Permito-me acrescentar que eu próprio, leitor desde muito tempo fascinado pelos principais textos taoístas, já tive a oportunidade de citar, a respeito das pretensões de hegemonia global do comunismo chinês, o poema 29 do Tao Te Ching, que diz, na tradução ao inglês de Addiss e Lombardo que retraduzo aqui: “Tentando controlar o mundo? Vejo que não conseguirás. O mundo é um vaso espiritual, e não pode ser controlado.”
Assim, podemos argumentar que a civilização chinesa proporciona bases espirituais e filosóficas nutritivas para a liberdade, análogas ao cristianismo e à filosofia grega no Ocidente, mas o regime comunista optou justamente por valorizar e seguir unicamente aquela vertente do passado chinês que o reforça e legitima em sua sanha ditatorial, a escola legalista.

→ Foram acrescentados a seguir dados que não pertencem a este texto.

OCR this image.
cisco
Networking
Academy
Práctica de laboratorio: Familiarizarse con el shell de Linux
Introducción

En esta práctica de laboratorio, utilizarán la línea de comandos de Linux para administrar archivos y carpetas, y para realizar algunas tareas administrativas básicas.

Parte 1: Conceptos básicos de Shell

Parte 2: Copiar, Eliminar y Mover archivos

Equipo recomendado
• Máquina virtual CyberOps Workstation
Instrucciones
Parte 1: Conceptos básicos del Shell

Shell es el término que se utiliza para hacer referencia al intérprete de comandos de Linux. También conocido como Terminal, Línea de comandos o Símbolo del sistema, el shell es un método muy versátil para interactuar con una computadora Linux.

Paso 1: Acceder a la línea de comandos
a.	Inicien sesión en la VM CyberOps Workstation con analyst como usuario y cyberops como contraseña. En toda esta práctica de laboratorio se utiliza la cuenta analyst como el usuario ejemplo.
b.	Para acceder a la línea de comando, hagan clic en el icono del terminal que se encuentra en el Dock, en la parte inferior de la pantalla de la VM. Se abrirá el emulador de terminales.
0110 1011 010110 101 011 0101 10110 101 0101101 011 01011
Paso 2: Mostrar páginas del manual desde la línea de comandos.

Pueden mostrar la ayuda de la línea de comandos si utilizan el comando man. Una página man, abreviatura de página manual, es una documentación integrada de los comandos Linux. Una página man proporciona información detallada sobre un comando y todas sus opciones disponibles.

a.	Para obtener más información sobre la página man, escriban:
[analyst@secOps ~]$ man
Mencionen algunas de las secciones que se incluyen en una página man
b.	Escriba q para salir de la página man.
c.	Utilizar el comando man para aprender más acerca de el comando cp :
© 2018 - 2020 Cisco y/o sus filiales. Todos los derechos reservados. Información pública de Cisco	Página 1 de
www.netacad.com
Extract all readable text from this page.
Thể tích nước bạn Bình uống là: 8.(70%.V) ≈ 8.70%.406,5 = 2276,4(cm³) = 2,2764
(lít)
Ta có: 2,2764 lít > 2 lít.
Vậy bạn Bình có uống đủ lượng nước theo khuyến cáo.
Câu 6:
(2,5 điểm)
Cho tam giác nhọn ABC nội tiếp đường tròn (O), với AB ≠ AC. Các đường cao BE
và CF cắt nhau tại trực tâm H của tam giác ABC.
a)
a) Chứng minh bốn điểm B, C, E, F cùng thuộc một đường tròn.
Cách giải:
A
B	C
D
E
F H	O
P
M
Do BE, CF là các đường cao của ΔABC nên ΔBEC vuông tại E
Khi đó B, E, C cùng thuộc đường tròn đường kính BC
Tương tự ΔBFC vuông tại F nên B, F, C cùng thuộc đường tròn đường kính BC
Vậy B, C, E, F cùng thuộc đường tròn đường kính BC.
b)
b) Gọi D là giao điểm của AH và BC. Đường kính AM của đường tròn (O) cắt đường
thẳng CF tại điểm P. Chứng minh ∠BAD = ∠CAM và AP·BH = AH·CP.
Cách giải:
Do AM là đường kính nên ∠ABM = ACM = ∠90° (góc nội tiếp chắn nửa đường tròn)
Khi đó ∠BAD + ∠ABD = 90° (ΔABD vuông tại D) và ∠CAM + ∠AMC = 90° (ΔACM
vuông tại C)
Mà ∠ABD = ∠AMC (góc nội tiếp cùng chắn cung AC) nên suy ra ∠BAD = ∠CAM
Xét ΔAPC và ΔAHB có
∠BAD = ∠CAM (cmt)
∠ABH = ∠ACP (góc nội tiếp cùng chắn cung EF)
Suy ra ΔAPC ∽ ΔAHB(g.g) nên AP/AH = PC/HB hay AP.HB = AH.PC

Mas não só na China a tradição totalitária dos legalistas, repaginados pelos marxistas, está vigorosa, vivendo um “rejuvenescimento” nacional que não é senão o aprofundamento do totalitarismo original da revolução maoísta pelos meios tecnológicos. O grande problema é que o Ocidente democrático e capitalista está ficando com cara de Guan Zhong. A elite intelectual e política do Ocidente, de maneira irresponsável, está abandonando todos os alicerces da “democracia” que ela ainda diz defender. Abandonou os critérios da verdade e da justiça, substituídos pela lei do poder. Seguindo o preceito de Guan Zhong, o soberano (no caso, o “consenso global” difuso que hoje nos domina) faz a lei, seus funcionários (governos eleitos sabe-se como, classes políticas corruptas, burocratas internacionais, mídia comprada) a executam, e o povo a sofre. Na tirania pandêmica e na sandice climática vemos que o Ocidente está pronto para assumir-se totalitário. Na ascensão desimpedida da China comunista, vemo-lo incapaz de formular qualquer argumento em sua própria defesa. Fala-se de “nova guerra fria”, mas isso não existe. Durante a Guerra Fria o Ocidente conseguia mostrar por que sua civilização baseada na liberdade era melhor do que o projeto comunista soviético. Hoje, nenhum “democrata” consegue dizer por que devemos preferir a democracia ao “socialismo com características chinesas”. Expulsaram a Deus achando que ficaríamos mais livres, mas na verdade estão nos tornando servos do velho despotismo oriental “rejuvenescido” pelo controle facial, pelo sistema de pontos sociais e outras maravilhas totalitárias.
Lula, sua visita à China, os já famosos “acordos Xi Jin-Pinga”, são apenas um novo capítulo da Síndrome de Estocolmo ocidental. (Observe-se, não obstante, a coincidência de que Estocolmo é justamente uma das pouquíssimas capitais que estão resistindo à Síndrome de Estocolmo, como se vê na decisão do governo sueco de fechar os “Institutos Confúcio” no país, células de doutrinação ideológica do PCCh). Lula foi acolhido e abraçado pelas lideranças teoricamente democráticas do Ocidente, que ignoraram seu extenso currículo na corrupção, na construção do narco-socialismo latinoamericano, no apoio ao totalitarismo sino-marxista e ao terrorismo. Agora, parecem achar ruim quando Lula coloca o Brasil a serviço da China. O que esperavam?
Não esperavam nada. As atuais lideranças do Ocidente, no fim do dia, admitem que não acreditam mesmo naquilo que deveriam defender e vão para casa, tratar de encontrar o melhor posto possível na burocracia do novo império chinês.